I mean, Google answers a lot of the basic facts in half a second.
The longer story is that we’ve known the Earth’s climate changes for a couple of hundred years. There was a miniature Ice Age from around 1400-1850 by the 1800’s scientists had figured out something was up – global societies had been very obviously altered, a quick example is that China suffered really badly from crop failures during this time which lead to a lot of Chinese interaction with the new “Global economy” for things like New World precious metals and cold tolerant crops (yams very specifically).
Anywho, so my 1850’s European scientists had evidence that the climate changes and then they started observing the effects of global warming as we left that mini-ice age. Glaciers melted and wildernesses were changing in real time and they observed first how glaciation affects the land – carving up mountains, dropping rocks and boulders, etc.

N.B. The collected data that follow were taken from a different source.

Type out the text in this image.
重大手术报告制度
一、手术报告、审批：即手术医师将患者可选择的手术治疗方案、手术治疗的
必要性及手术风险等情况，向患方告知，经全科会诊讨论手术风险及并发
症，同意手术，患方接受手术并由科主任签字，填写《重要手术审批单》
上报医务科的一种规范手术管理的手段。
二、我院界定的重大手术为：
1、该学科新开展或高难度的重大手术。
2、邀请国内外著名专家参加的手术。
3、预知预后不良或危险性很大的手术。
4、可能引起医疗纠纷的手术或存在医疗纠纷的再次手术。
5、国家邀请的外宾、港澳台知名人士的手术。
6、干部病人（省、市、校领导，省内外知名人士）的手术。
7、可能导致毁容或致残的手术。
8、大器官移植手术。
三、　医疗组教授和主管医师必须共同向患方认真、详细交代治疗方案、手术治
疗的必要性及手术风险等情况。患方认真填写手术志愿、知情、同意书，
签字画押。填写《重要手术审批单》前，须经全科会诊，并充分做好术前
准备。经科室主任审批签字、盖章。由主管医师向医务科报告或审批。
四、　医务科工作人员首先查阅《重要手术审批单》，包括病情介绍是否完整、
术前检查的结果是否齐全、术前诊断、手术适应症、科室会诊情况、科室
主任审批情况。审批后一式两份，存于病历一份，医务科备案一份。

They took those observations and just looked around and realized there was evidence of that, x1,000,000 everywhere they looked. This combined with the knowledge that many animals had gone extinct ‘fairly recently’, things like Mammoths and Irish Elk and European Lions, etc.
So by the mid-1800’s we had solid theories that something “really bad, and really icy” specifically happened during human existence. Our knowledge of geology, the climate, the atmosphere, chemistry, and astronomy have all just refined and polished this theory over time.